A former adviser to President George W. Bush and John McCain's 2008 presidential campaign says the campaigns and their candidates will focus on three things heading into tonight's debate: substance, strategy and style.
Nicolle Wallace, now an ABC News contributor, knows a little something about prepping candidates for debates. She was closely involved with prepping vice presidential nominee Sarah Palin for her debate against future Vice President Joe Biden.
A little bit of stage fright can set in, says Wallace, and candidates know that in 90 minutes they have to accomplish a lot for their campaigns and political futures. To thoroughly prepare candidates on substance, aides come armed with "massive briefing books that are prepared to brief these guys on their own records," says Wallace.

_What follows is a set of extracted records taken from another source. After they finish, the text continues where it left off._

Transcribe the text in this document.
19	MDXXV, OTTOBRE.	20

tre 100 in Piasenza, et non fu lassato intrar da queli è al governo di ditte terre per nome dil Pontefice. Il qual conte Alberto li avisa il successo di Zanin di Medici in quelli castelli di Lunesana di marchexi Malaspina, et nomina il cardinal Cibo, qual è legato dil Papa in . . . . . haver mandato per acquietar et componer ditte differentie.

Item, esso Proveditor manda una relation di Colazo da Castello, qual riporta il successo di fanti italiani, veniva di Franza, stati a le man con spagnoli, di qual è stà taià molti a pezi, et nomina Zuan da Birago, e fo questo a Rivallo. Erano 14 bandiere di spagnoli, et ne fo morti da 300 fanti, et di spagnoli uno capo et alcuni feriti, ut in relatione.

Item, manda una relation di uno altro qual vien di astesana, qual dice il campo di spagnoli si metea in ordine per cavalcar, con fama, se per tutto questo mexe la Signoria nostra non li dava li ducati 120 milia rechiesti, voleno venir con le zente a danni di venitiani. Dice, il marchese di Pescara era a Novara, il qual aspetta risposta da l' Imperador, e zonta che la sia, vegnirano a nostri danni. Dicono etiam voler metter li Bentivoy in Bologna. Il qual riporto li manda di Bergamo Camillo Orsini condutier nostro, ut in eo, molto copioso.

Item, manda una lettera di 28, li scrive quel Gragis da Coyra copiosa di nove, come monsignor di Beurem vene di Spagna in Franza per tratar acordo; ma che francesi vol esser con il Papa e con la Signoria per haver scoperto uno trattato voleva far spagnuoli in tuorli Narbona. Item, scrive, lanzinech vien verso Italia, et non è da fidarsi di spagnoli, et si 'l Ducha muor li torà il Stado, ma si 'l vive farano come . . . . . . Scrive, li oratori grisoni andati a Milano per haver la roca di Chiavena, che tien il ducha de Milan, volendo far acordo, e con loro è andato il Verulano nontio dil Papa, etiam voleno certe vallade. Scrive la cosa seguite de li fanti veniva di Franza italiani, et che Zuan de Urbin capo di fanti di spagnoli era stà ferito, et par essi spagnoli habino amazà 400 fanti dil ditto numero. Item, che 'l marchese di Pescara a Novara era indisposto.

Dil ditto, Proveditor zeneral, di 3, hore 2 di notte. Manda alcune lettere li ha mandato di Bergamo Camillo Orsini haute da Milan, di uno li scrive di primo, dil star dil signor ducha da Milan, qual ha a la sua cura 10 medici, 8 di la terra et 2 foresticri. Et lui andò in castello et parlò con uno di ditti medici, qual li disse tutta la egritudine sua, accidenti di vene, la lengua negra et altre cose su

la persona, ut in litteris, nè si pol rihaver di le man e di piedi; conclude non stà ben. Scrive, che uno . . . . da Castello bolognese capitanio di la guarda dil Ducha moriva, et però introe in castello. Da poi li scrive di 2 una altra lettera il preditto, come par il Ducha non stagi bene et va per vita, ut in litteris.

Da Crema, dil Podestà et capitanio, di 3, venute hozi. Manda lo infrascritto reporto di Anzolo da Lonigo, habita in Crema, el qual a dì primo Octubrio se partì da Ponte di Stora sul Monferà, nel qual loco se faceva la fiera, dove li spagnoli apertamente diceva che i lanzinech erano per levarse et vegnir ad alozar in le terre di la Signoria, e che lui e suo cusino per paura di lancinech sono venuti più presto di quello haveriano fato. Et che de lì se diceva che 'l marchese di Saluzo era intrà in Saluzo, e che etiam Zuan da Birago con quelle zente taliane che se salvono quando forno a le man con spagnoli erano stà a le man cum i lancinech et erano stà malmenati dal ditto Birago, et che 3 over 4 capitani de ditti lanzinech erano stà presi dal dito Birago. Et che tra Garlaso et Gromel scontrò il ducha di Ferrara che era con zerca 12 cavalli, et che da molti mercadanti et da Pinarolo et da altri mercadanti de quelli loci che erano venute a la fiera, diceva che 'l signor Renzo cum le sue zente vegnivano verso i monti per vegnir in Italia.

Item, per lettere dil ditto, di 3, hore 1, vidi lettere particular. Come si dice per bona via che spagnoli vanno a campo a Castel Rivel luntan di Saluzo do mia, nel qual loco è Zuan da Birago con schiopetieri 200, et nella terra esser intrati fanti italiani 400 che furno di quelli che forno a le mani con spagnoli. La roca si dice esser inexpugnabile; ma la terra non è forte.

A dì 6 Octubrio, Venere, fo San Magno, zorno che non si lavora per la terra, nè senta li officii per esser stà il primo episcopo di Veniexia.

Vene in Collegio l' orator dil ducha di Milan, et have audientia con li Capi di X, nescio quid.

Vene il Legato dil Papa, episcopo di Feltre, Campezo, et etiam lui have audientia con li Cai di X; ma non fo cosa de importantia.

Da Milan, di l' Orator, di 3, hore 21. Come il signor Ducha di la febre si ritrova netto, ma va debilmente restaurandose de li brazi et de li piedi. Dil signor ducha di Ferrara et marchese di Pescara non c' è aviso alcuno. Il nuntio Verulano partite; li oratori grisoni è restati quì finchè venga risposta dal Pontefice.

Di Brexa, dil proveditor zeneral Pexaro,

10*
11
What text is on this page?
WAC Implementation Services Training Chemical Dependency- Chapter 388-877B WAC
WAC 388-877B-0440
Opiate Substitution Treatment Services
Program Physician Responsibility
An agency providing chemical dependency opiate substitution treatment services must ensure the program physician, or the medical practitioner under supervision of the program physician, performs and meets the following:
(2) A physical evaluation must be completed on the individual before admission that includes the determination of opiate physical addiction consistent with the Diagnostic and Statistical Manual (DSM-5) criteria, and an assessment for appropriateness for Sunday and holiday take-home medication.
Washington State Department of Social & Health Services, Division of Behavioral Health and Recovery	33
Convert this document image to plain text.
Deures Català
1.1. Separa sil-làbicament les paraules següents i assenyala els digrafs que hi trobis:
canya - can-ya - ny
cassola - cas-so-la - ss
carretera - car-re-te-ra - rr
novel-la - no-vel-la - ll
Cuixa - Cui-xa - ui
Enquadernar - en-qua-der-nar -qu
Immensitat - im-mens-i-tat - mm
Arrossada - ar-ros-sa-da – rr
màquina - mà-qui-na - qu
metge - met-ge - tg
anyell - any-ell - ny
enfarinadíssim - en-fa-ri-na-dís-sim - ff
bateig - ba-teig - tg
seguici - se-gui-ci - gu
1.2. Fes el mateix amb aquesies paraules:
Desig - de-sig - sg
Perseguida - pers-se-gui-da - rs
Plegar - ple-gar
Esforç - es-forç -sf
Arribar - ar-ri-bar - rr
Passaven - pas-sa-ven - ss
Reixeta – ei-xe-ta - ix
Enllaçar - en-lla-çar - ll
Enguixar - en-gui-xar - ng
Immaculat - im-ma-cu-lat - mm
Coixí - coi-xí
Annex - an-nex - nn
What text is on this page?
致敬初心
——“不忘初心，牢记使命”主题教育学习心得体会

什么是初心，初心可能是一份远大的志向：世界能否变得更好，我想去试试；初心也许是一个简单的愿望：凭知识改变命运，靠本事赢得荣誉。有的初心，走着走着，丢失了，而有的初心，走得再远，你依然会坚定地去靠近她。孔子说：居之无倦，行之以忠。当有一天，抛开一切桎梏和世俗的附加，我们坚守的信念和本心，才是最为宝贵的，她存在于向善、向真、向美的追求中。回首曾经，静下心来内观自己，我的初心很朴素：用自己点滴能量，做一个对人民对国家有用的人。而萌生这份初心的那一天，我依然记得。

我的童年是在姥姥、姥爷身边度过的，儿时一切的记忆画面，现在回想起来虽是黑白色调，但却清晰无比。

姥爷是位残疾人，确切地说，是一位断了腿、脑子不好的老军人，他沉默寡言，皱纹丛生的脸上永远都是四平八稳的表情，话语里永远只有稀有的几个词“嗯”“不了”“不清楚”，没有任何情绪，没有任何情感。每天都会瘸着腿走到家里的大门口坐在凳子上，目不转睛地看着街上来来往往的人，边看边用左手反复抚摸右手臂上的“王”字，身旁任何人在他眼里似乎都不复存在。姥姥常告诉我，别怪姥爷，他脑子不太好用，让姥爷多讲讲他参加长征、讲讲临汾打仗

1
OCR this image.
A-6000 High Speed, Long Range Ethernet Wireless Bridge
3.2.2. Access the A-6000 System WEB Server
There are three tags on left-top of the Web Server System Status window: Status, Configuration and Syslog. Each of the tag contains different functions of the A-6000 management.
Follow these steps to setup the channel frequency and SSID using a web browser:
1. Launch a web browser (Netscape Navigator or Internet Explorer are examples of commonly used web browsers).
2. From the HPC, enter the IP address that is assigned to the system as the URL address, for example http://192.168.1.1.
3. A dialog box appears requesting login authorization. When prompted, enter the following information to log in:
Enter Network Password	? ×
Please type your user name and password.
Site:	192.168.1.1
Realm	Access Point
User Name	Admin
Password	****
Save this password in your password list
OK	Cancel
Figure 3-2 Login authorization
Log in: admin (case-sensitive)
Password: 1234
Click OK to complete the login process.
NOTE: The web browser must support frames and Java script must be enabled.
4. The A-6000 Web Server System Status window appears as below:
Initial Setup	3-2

When it comes to strategy, adds Wallace, both candidates will look for ways to go after their opponent.
Style could be the trickier category for which to prepare. Candidates have to look for "the grace points, the humor, you know: How do you leave yourself open for those moments?" says Wallace.
One thing the campaigns seem to be paying less attention to is the importance of fact checkers.
"We used to live and die by FactCheck.org," says Wallace. "This is the first election cycle I've seen where it does not seem to matter much."
That could be good news for both candidates at tonight's debate because both President Obama and Republican presidential nominee Mitt Romney have been known to stretch the truth in ads and on the campaign trail.